Destruction des forêts tropicales: nouvelle controverse sur le rôle des banques suisses

Les banques suisses Crédit Suisse et UBS et la française BNP Paribas ont accordé un nouveau prêt de 280 millions de francs suisses (185 millions d’euros) au producteur d’huile de palme indonésien Golden Agri. La holding, qui appartient au groupe indonésien Sinar Mas, va ainsi pouvoir financer entre autres l’expansion de ses plantations d’huile de palme en Indonésie. Les associations de protection de l’environnement craignent que l’injection de capital en faveur de Golden Agri continue le déboisement des forêts tropicales dans la partie indonésienne de Borneo et en Papouasie occidentale. Selon Greenpeace Indonésie, Sinar Mas prévoit d’étendre les plantations d’huile sur 2,8 millions d’hectares.
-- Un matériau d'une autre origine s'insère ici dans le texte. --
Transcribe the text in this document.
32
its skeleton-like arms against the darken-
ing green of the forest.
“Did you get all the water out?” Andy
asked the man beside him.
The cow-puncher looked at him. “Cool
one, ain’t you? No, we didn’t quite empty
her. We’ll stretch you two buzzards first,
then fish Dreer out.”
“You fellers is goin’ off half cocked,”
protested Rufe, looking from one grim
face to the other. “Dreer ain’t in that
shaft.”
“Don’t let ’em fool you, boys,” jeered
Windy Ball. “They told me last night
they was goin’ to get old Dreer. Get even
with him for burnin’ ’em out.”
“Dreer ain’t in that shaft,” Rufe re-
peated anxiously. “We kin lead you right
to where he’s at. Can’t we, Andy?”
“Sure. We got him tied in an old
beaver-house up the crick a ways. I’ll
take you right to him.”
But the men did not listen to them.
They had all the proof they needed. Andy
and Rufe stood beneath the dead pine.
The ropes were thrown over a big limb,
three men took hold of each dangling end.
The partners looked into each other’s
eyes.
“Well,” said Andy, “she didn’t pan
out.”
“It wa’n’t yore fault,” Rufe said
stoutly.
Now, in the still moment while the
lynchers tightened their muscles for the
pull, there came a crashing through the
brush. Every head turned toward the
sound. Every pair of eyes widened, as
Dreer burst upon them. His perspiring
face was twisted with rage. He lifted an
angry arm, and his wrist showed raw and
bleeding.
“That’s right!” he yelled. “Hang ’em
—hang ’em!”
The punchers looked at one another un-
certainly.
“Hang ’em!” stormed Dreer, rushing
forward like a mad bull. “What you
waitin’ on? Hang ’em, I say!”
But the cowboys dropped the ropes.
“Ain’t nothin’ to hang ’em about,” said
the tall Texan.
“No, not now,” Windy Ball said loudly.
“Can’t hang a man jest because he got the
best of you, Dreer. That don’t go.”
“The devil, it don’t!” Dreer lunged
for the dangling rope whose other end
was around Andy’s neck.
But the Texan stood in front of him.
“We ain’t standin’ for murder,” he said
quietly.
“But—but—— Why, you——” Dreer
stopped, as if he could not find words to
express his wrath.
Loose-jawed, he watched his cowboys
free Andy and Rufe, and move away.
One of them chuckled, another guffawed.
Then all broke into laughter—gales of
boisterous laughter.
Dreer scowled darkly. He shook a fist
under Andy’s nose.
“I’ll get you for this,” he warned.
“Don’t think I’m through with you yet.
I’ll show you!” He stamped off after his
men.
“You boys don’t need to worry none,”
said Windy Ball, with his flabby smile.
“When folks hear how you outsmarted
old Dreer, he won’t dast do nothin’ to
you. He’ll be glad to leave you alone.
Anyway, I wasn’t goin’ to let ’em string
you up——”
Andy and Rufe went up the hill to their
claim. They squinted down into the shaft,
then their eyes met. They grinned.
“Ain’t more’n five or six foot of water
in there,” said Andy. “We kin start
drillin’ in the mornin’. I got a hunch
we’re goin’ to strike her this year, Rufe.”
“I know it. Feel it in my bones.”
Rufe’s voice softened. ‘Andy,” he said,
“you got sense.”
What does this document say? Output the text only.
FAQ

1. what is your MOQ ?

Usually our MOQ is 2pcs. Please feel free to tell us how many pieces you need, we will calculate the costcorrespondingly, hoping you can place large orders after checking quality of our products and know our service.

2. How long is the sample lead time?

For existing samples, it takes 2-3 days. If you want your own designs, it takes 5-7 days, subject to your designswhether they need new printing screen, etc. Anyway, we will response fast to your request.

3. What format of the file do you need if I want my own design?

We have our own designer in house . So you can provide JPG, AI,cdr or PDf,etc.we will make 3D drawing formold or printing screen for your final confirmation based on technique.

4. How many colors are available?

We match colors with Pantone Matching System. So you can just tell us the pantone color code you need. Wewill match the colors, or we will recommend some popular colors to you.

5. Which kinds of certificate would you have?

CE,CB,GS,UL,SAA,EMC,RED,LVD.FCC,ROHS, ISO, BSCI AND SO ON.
L’affaire, qui a été rendue publique récemment, a suscité une controverse internationale. Vendredi dernier, des protecteurs allemands de la forêt tropicale ont déposé 10'000 signatures contre la transaction millionnaire auprès de la filiale berlinoise du Crédit Suisse. Cette semaine, des annonces contre la transaction devraient être publiées dans « Die Zeit » et autres médias allemands.
Le Crédit Suisse déçoit tout particulièrement les protecteurs de l’environnement
Le Crédit Suisse est au cœur de la tourmente. La banque avait déjà essuyé de violentes critiques internationales pour son rôle phare dans l’entrée en bourse de la société de bois tropicale malaisienne Samling. Malgré les assurances fournies par la grande banque, qui avait dit avoir examiné l’affaire soigneusement, Samling avait été condamnée, peu de mois après son entrée en bourse, pour abattage de bois illégale, à large échelle, en Guyane. Jusqu’à présent, Crédit Suisse n’a reconnu aucune erreur dans le financement de Samling. Les lignes directrices internes adoptées récemment pour le financement d’affaires dans le secteur du bois (« Global Forestry Policy ») sont gardées secrètes par la banque.
Vis-à-vis du Bruno manser Fond, Crédit Suisse a défendu son financement à Golden Agri-Resources en disant que certaines « obligations » avaient été notifiées au producteur d’huile de palme. Questionnée sur la nature de ce « obligations », la banque n’a pas voulu préciser de quel genre il s’agissait.
Le Fonds Bruno Manser exige du Crédit Suisse et de l’UBS un retrait complet du financement de l’industrie d’huile de palme et une publication de leurs lignes directrices pour le financement d’affaires dans le bois tropical.